IL SALMO QUARESIMALE Il salmo 50

“Pietà di me o Dio, secondo la tua misericordia; nella tua grande bontà cancella il mio peccato.
Lavami da tutte le mie colpe,mondami dal mio peccato.
Riconosco la mia colpa, il mio peccato mi sta sempre dinanzi.
Contro di te, contro te solo ho peccato, quello che è male ai tuoi occhi, io l’ho fatto.
Purificami con issopo e sarò mondo; lavami e sarò più bianco della neve.
Distogli lo sguardo dai miei peccati, cancella tutte le mie colpe.
Crea in me, o Dio, un cuore puro.
Non respingermi dalla tua presenza e non privarmi del tuo santo spirito.
Rendimi la gioia di essere salvato.
Uno spirito contrito e un cuore affranto e umiliato, Dio, tu non disprezzi.”

È il salmo chiamato ‘miserere’ e ogni volta che lo si legge o che lo si prega, suscita in noi emozioni e un coinvolgimento umano e spirituale.

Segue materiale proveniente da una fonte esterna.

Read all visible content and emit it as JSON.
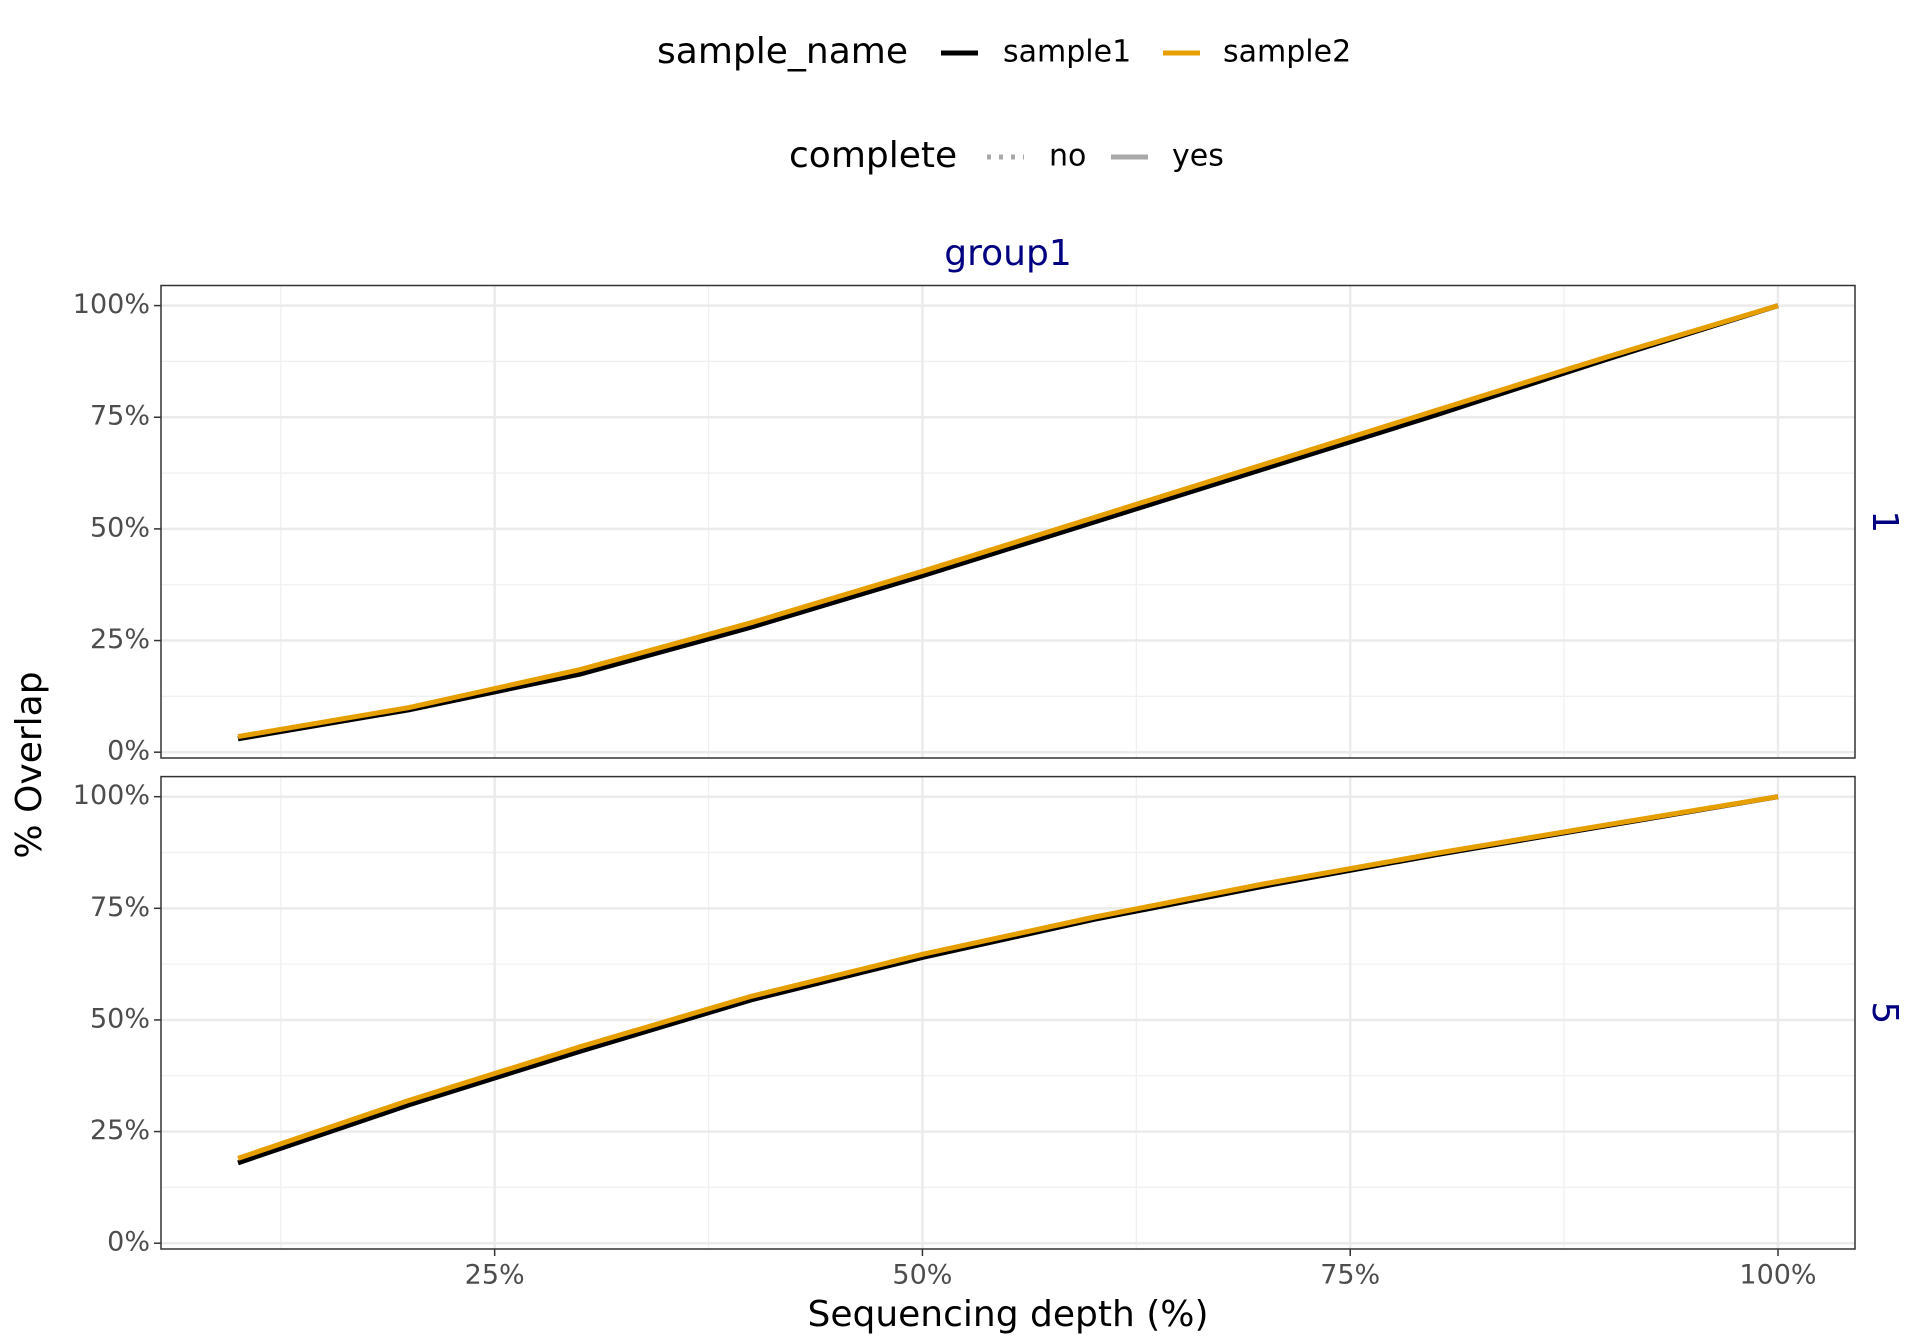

L’uomo non è perfetto, è una creatura fragile. Spesso sbaglia, cede e alla debolezza, si lascia condizionare dal male… fino, qualche volta, a lasciarsi morire. Dentro.

Questo salmo è una liturgia penitenziale. Il credente, si affaccia sul suo cuore e lo trova carente, refrattario, freddo, perché portiamo a volte, un cuore di pietra. E pensare che basta pochissimo per ritrovare il perdono, la misericordia e la pace.

Noi tutti conosciamo bene che cosa avviene all’uomo dopo un peccato grave e sentito come tale: avviene come una grande depressione, e forse, anche una grande rabbia contro sè stessi. Poi si fugge dalla colpa e si tenta di minimizzarla, convincendoci che anche gli altri hanno i loro peccati e forse peggiori dei nostri…

Basterebbe un gesto di umiltà, un ritorno, una preghiera fiduciosa e accorata, e l’uomo si appropria del suo peccato, lo riconosce come parte di sé, della propria storia, della propria povertà e dice “Riconosco la mia colpa, il mio peccato mi sta sempre dinnanzi. Contro di te, contro te solo ho, peccato”. La creatura sente il bisogno di essere salvata, accettando il suo limite e la sua fragilità, e si convince a depositare il suo peccato ai piedi della misericordia di Dio.

Il Vangelo poi, è pieno di peccatori perdonati. Alcuni di loro iniziativa vanno da Gesù a chiedere il perdono sulla loro povera vita… Altri invece sono cercati e raggiunti dalla misericordia del Signore… L’importante è che l’uomo perdonato ritorni a stare bene con sé stesso innanzitutto e poi con Dio.

PERCHE’ CONFESSARSI?

Non serve essere cristiani per cogliere nel vissuto quotidiano la compresenza del bene e del male dentro e fuori di noi. A nessuno piace sentire parlare di peccato e tanto meno piace riconoscersi peccatore. Il peccato però è nel mondo, nella chiesa e tra i cristiani e anche dentro di noi.

La confessione sembra una cosa scaduta, di altri tempi… ma purtroppo l’uomo è sempre lo stesso. Sbaglia oggi, come sbagliava ieri, anzi, sono nati peccati nuovi… Ma anziché confrontarsi con Dio, con la sua Parola, e chinarsi di fronte a sé stesso e davanti al sacerdote ministro della misericordia, l’uomo contemporaneo, preferisce dire le stesse cose allo psicologo, ritenendolo il confessore laico e qualificato.

CHE COSA CONFESSARE?

E qui a tutti viene spontaneo pensare all’elenco dei propri peccati e al bisogno di liberarci. Ma ciò è troppo riduttivo e forse anche un poco deprimente.

Innanzitutto dobbiamo riconoscere i doni di Dio nella nostra vita. Dio ama “tutte” le sue creature e senza la consapevolezza della gratuità di questo amore che è più grande di ogni peccato, e si traduce in una misericordia senza limiti, l’accusa dei peccati rischia di diventare un momento processuale.

Un’altra domanda potrebbe essere questa: che cosa nella mia vita vorrei che non ci fosse stato, che cosa vorrei non aver fatto, che cosa mi pesa di più? Il peccato potrebbe essere una non buona impostazione della mia vita, non solo i singoli atti.

PER LA CONFESSIONE MI TROVERETE SEMPRE DISPONIBILE. Prima o dopo le celebrazioni, o quando il Signore vi chiama a questo incontro con la Sua misericordia.